Scenario 2: Mixed Success
Due to Elon’s aggressive valuation, demand for the IPO is tepid. The underwriters heroically manage to drum up enough buy orders at the offer price of $30, but just barely. When trading starts, the price is only prevented from falling by extensive “price stabilization” by the underwriters.
In the days that follow, the price drifts downward and the offering is seen as a disappointment similar to the 2012 Facebook IPO. As SpaceX insiders sell in the initial weeks, they’re widely condemned for driving the price downward. On day 15, the index funds buy in a chaotic process that generates substantial price volatility and further criticism.
Scenario 3: Train Wreck
As the IPO date approaches, there are growing questions about the optimistic projections in SpaceX’s S-1 filing. In a stroke of bad luck, a Falcon 9 rocket explodes on the launch pad at an investor event, showering debris on the assembled institutional investors. After a large European sovereign wealth fund declines to participate in the IPO, Elon briefly suspends Starlink service in northern Europe.
As the world falls into recession amid continuing Mideast conflict, global stock markets fall. Elon insists that the IPO go forward as planned despite unfavorable market conditions. The IPO day is a disaster, with the market price falling to $19, far below the offer price of $30 despite frantic efforts by the underwriters. Elon rages against short-sellers in a profanity-laced series of tweets, seemingly unaware that short selling is virtually impossible immediately after the IPO.

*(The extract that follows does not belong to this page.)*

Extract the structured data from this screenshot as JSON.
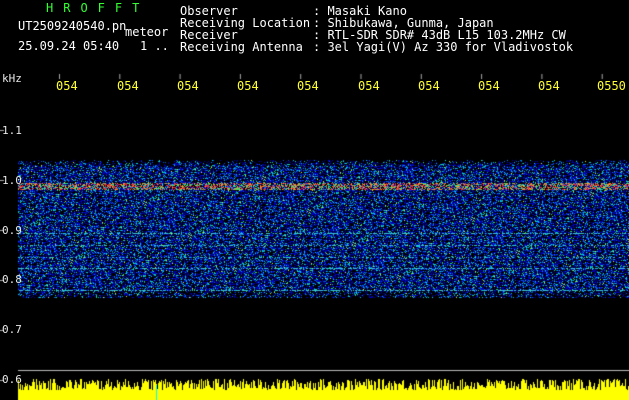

Prices continue to fall in the ensuing three weeks to around $10. On trading day 15, the day that SpaceX is added to major indices at the close, prices rise to $15 by 3pm in chaotic trading. At the closing auction, when the index funds must buy, the print comes in at $20. But the next day, price falls right back down to $10, delivering instant losses to the hapless index investors. In the subsequent months, SpaceX’s price continues to fall amid disappointing operational results, along with a wave of lawsuits.
Scenario 4: IPO Withdrawn
Revelations in the SpaceX S-1 filing unleash a chorus of condemnation, similar to the reaction to WeWork’s S-1 in August 2019. At the same time, global stock markets collapse after oil prices soar to $300 per barrel.
Elon insists that the IPO go forward as planned. After a public feud with his investment bankers, however, he reluctantly cancels the IPO only 24 hours before trading was scheduled to commence. This decision is even more last-minute than the stunning withdrawal of the Ant Financial IPO in November 2020 (also touted as history’s largest IPO), 36 hours before scheduled trading.

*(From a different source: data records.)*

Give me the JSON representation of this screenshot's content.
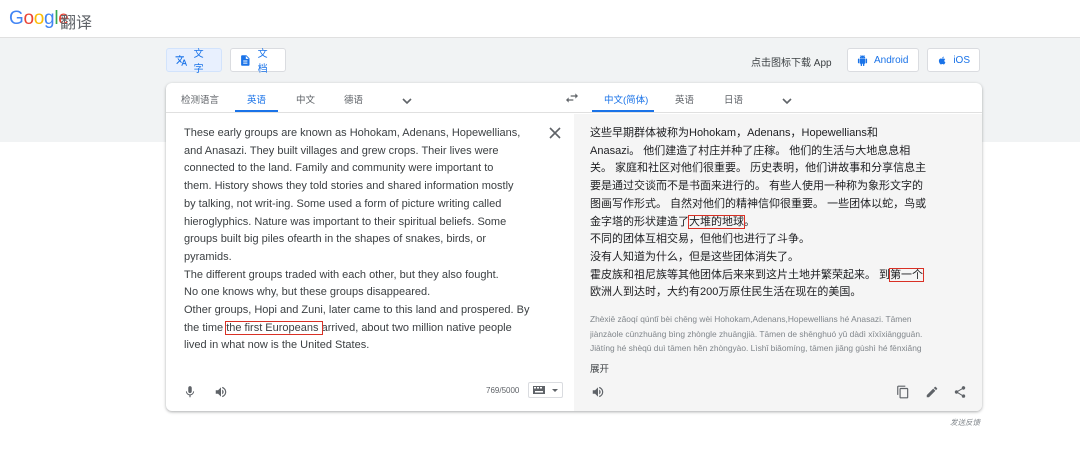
{
  "header": {
    "logo_letters": [
      "G",
      "o",
      "o",
      "g",
      "l",
      "e"
    ],
    "product": "翻译"
  },
  "modes": {
    "text_label": "文字",
    "docs_label": "文档"
  },
  "download": {
    "prompt": "点击图标下载 App",
    "android_label": "Android",
    "ios_label": "iOS"
  },
  "source_tabs": {
    "detect": "检测语言",
    "english": "英语",
    "chinese": "中文",
    "german": "德语"
  },
  "target_tabs": {
    "chinese_simplified": "中文(简体)",
    "english": "英语",
    "japanese": "日语"
  },
  "source": {
    "lines": [
      "These early groups are known as Hohokam, Adenans, Hopewellians,",
      "and Anasazi. They built villages and grew crops. Their lives were",
      "connected to the land. Family and community were important to",
      "them. History shows they told stories and shared information mostly",
      "by talking, not writ-ing. Some used a form of picture writing called",
      "hieroglyphics. Nature was important to their spiritual beliefs. Some",
      "groups built big piles ofearth in the shapes of snakes, birds, or",
      "pyramids.",
      "The different groups traded with each other, but they also fought.",
      "No one knows why, but these groups disappeared.",
      "Other groups, Hopi and Zuni, later came to this land and prospered. By"
    ],
    "last_line_before": "the time ",
    "last_line_highlight": "the first Europeans ",
    "last_line_after": "arrived, about two million native people",
    "final_line": "lived in what now is the United States.",
    "char_count": "769/5000"
  },
  "target": {
    "lines": [
      "这些早期群体被称为Hohokam，Adenans，Hopewellians和",
      "Anasazi。 他们建造了村庄并种了庄稼。 他们的生活与大地息息相",
      "关。 家庭和社区对他们很重要。 历史表明，他们讲故事和分享信息主",
      "要是通过交谈而不是书面来进行的。 有些人使用一种称为象形文字的",
      "图画写作形式。 自然对他们的精神信仰很重要。 一些团体以蛇，鸟或"
    ],
    "line6_before": "金字塔的形状建造了",
    "line6_highlight": "大堆的地球",
    "line6_after": "。",
    "more_lines": [
      "不同的团体互相交易，但他们也进行了斗争。",
      "没有人知道为什么，但是这些团体消失了。"
    ],
    "line9_before": "霍皮族和祖尼族等其他团体后来来到这片土地并繁荣起来。 到",
    "line9_highlight": "第一个",
    "last_line": "欧洲人到达时，大约有200万原住民生活在现在的美国。",
    "romanization": [
      "Zhèxiē zǎoqí qúntǐ bèi chēng wèi Hohokam,Adenans,Hopewellians hé Anasazi. Tāmen",
      "jiànzàole cūnzhuāng bìng zhòngle zhuāngjià. Tāmen de shēnghuó yǔ dàdì xīxīxiāngguān.",
      "Jiātíng hé shèqū duì tāmen hěn zhòngyào. Lìshǐ biǎomíng, tāmen jiǎng gùshì hé fēnxiǎng"
    ],
    "expand_label": "展开"
  },
  "footer": {
    "feedback": "发送反馈"
  },
  "colors": {
    "accent": "#1a73e8",
    "highlight_box": "#d93025",
    "band": "#f1f3f4"
  }
}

Elon tweets that he is delighted that SpaceX can continue as a private company and he never really wanted to go public anyway. He declares that he has “funding secured” from unspecified sources to continue SpaceX’s mission to “expand consciousness to the stars.”
The Aftermath
I have no idea which scenario might occur; perhaps something else entirely will take place. Whatever happens, it will undoubtedly impact the ability of other firms to go public later in 2026. A successful SpaceX offering might pave the way for OpenAI and Anthropic to go public. A disastrous one might close the door, at least for a while.
As I’ve previously discussed, the U.S. is currently enduring an epic IPO drought. The SpaceX IPO might be like a torrential rainstorm in this parched landscape. The downpour could bring forth a flowering of life and greenery, or it could bring destructive flash floods. Be ready for anything.
Endnotes
[1] All references to the Financial Times come from “SpaceX boosts IPO ambition with plans to raise $75bn,” The Financial Times, March 25, 2026.
[2] References to this and other companies should not be interpreted as recommendations to buy or sell specific securities. Acadian and/or the author of this post may hold positions in one or more securities associated with these companies.